At the start of the twentieth century, socialist revolution in the name of universal emancipation led to totalitarianism. More recently, an era of democratic transition has ended with dictatorship and neo-imperial war. Russia’s war in Ukraine has made it evident that what seemed to be a singular epochal event—the complete demise of the Soviet Union in 1991—was in fact a process that continues to unfold in the present day as catastrophe. The longevity of post-soviet Russian imperialism derives from its intertwining of colonial aspirations with the vestiges of state socialism and anti-capitalist rhetoric. In this lecture, Keti Chukhrov will examine the pathologies of post-Soviet subjectivity and will pose the question: can cultural universalism make it possible to resist and undermine empire in the twenty-first century? Following the lecture, Professor Kevin M. F. Platt will join Chukhrov for discussion.

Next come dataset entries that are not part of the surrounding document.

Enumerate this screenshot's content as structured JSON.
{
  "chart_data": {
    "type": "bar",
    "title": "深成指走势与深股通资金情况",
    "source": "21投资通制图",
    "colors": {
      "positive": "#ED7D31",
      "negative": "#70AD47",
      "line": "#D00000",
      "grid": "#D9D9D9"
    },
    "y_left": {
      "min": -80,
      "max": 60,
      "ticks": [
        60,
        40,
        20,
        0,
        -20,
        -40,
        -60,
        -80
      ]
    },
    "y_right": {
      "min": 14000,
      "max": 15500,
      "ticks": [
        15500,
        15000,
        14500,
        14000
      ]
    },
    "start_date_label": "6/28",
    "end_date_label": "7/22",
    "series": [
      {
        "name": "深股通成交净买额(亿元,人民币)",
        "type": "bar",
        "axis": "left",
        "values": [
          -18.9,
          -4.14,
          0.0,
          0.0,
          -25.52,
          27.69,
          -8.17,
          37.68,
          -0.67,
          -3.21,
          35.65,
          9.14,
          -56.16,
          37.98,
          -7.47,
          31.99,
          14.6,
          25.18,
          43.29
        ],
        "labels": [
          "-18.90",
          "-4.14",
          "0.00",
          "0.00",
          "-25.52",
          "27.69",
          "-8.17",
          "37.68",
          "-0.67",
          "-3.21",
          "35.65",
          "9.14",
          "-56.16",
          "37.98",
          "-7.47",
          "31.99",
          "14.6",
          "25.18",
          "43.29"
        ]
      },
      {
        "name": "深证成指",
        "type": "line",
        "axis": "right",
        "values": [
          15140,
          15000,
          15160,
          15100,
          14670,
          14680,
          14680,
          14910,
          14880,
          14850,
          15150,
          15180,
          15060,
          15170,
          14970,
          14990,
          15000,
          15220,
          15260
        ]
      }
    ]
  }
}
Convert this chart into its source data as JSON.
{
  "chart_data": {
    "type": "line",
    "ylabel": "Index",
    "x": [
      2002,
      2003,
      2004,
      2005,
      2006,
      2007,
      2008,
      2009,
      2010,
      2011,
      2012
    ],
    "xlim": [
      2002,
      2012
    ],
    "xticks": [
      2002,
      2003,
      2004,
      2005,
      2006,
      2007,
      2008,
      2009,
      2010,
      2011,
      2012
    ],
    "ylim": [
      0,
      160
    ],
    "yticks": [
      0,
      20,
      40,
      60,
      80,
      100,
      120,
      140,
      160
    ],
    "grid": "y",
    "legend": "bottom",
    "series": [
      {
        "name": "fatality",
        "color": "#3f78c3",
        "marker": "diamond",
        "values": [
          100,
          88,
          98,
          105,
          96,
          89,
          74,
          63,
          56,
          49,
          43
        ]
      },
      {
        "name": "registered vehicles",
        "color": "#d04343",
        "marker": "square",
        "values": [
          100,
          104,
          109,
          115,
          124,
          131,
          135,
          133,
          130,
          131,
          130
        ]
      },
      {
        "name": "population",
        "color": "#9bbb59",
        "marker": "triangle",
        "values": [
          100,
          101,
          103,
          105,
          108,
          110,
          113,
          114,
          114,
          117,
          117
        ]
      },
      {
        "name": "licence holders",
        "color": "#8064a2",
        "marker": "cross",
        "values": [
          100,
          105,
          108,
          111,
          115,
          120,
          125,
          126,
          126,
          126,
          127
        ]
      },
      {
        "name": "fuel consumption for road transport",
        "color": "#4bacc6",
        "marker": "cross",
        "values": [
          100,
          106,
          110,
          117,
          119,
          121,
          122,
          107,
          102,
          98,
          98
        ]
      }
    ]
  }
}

Cosponsored by Penn's Department of Russian and East European Studies.
Keti Chukhrov is a Russian philosopher, art theorist, and poet. She holds a PhD in Comparative Literature and a ScD in Philosophy. Most recently, Chukhrov was a guest professor at Karlsruhe University of Arts and Design in Germany. Previously, she worked in Moscow as a professor in the School of Philosophy & Сultural Studies at the Higher School of Economics, and as the head of the Theory and Research department at the National Center of Contemporary Art. From 2017–19, Chukhrov was a Marie Sklodowska Curie fellow at Wolverhampton University in the UK.
Chukhrov has authored numerous texts on art theory and philosophy. Her latest book Practicing the Good: Desire and Boredom in Soviet Socialism (University of Minnesota Press, 2020) deals with the impact of socialist political economy on the epistemes of historical socialism. Her full-length books also include To Be—To Perform: ‘Theatre’ in Philosophic Critique of Art (European Un-ty, 2011), Pound &£ (Logos, 1999), and a volume of dramatic writing, Merely Humans (2010). She authored the film plays “Love-machines” (2013), “Communion”(2016), and “Undead” (2022); which were featured at the Bergen Assembly (2013), The Specters of Communism (James Gallery, NY, 2015), the Ljubljana Triennial U-3 (2016, cur. Z. Badovinac, B. Groys), and Steirischer Herbst 2019 and 2022.
Kevin M. F. Platt is Professor of Russian and East European Studies at the University of Pennsylvania and Graduate Chair of the Program in Comparative Literature and Literary Theory. He has written or edited a number of books on history and memory in Russia and Eastern Europe, global Russophone and global socialist culture, and contemporary Russian and Eastern European poetry. His book Border Conditions: Russian-Speaking Latvians Between World Orders is forthcoming this fall. He next monograph is tentatively titled Cultural Arbitrage in the Age of Three Worlds: How Transnational Exchange Defined Cold War Cultures.